The London Perl and Raku Workshop takes place on 26th Oct 2024. If your company depends on Perl, please consider sponsoring and/or attending.

NAME

WebService::Speechmatics - ALPHA interface to speech-to-text API from speechmatics.com

SYNOPSIS

 use WebService::Speechmatics;

 my $sm = WebService::Speechmatics->new(
              user_id => 42,
              token   => '...THISISNOTREALLYMYAPITOKEN...',
              lang    => 'en-GB',
          );
 my $response = $sm->submit_job('foobar.wav');

 # wait a bit

 $transcript = $sm->transcript($response->id);

DESCRIPTION

This module provides an interface to the Speechmatics API for converting speech audio to text.

UNSTABLE: please note that this is very much a work in progress, and all aspects of the interface may change in the future. I've only played with the service so far. Happy to hear suggestions for this module's interface. My current thoughts are in TODO.md.

Before using this module you need to register with speechmatics.com, which will provide you with a user id (integer) and a token to use with the API (a string of random characters).

After submitting a speech audio file, you can either poll until it has been converted to text (or failed), or you can provide a callback URL and Speechmatics will POST the result to your URL.

Specifying language

Whenever you submit a transcription job, you must specify the suspected language (of the speaker(s) in the audio).

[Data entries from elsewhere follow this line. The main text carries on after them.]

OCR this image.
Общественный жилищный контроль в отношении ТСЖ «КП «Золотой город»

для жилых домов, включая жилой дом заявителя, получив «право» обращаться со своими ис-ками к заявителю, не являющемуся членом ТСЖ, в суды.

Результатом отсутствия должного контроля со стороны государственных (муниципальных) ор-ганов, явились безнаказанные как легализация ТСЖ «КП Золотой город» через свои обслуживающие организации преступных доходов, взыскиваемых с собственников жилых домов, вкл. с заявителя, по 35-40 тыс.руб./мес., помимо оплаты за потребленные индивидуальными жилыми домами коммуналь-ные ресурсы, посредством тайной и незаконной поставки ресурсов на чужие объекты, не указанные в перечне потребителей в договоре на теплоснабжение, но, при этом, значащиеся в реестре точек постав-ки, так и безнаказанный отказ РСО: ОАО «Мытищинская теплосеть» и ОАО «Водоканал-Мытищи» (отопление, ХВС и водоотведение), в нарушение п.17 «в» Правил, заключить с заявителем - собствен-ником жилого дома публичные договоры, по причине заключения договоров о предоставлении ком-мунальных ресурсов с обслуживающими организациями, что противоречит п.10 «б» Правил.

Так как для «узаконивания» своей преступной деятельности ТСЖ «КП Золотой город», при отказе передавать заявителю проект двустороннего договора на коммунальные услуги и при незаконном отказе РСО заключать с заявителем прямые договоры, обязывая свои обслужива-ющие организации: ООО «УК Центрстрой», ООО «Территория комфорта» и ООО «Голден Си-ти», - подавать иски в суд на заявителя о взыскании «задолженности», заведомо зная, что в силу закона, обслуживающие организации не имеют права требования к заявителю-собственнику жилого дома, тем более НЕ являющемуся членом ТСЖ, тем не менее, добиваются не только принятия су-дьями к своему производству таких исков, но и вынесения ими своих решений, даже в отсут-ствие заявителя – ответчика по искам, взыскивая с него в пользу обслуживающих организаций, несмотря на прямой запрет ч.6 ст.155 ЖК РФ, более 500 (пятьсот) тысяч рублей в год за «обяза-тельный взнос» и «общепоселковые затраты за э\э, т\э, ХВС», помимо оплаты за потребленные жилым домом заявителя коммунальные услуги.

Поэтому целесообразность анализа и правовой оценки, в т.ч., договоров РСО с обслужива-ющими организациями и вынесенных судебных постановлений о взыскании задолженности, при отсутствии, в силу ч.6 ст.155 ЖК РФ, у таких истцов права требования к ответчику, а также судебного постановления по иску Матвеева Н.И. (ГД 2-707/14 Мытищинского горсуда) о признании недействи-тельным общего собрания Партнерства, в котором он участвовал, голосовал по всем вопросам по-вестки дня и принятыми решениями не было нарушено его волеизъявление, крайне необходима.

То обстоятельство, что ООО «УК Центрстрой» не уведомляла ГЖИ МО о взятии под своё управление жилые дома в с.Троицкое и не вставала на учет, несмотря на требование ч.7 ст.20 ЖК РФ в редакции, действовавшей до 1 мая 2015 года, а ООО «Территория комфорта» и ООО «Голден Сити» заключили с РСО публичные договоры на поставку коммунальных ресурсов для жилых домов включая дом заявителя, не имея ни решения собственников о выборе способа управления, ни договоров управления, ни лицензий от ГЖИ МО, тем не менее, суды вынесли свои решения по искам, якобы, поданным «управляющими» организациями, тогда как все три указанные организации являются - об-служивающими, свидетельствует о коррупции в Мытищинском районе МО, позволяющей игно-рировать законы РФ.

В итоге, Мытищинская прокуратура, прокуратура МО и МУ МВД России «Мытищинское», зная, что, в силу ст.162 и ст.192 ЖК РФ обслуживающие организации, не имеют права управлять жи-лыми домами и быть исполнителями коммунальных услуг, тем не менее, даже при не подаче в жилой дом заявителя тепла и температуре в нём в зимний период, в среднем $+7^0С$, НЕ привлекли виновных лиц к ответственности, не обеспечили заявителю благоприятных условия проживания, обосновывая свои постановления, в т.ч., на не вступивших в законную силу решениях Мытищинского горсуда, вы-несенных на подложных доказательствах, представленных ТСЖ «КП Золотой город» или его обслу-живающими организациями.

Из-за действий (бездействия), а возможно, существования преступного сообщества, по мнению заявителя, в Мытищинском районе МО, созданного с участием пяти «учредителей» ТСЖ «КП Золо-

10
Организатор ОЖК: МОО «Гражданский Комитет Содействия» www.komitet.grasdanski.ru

Right now that can be one of

 en-GB    UK English
 en-US    American English

You can either specify the language every time you submit a transcription job, or you can specify it when you instantiate this module, as in the SYNOPSIS.

METHODS

new

The following attributes can be passed to the constructor:

  • token - the API token on registering with Speechmatics.

  • user_id - the integer user id which you also get from Speechmatics.

  • lang - the suspected language of the speaker, described above.

  • callback - a URL which transcripts should be POSTed back to.

  • notification - if you set this to 'email' then you'll get an email sent to you when jobs are completed. Defaults to 'none'.

The token and user_id attributes are required, but the others are optional, as they can be specified on a per-job basis as well.

submit_job

There are two ways to submit a job. The simplest is where you just pass the name / path for an audio file:

 $speechmatics->submit_job('i-have-a-dream.wav');

To submit jobs this way, you must specify the language by passing lang to the constructor.

You can also provide additional attributes by passing a hash ref:

 $speechmatics->submit_job({
     filename     => 'i-have-a-dream.wav',
     lang         => 'en-GB',
     notification => 'email',
 });

jobs

Returns a list of your jobs, each of which is an instance of WebService::Speechmatics::Job, which has attributes named exactly the same as the fields given in the Speechmatics API documentation.

balance

Returns an integer, which is the number of Speechmatics credits you have left in your account.

transcript

Returns an instance of WebService::Speechmatics::Transcript, or undef if the job is still in progress. This has three attributes:

  • job - instance of WebService::Speechmatics::Job with details of the job which produced this transcription.

  • speakers - an array ref of speakers, which will currently always contain the single dominant speaker.

  • words - an array ref of WebService::Speechmatics::Word. Each instance has attributes named exactly as in the Speechmatics API doc.

Here's a simple example how you might submit a job for transcription, then dispay the converted text:

 my $sm         = WebService::Speechmatics->new( ... );
 my $response   = $sm->submit_job('sample.wav');

 # wait

 my $transcript = $sm->transcript($response->id);
 my @words      = map { $_->name } @{ $transcript->words };

 print "you said: @words\n";

SEE ALSO

speechmatics.com - home page for Speechmatics

API doc - the official documentation for the Speechmatics API.

REPOSITORY

https://github.com/neilbowers/WebService-Speechmatics

AUTHOR

Neil Bowers <neilb@cpan.org>

COPYRIGHT AND LICENSE

This software is copyright (c) 2015 by Neil Bowers <neilb@cpan.org>.

This is free software; you can redistribute it and/or modify it under the same terms as the Perl 5 programming language system itself.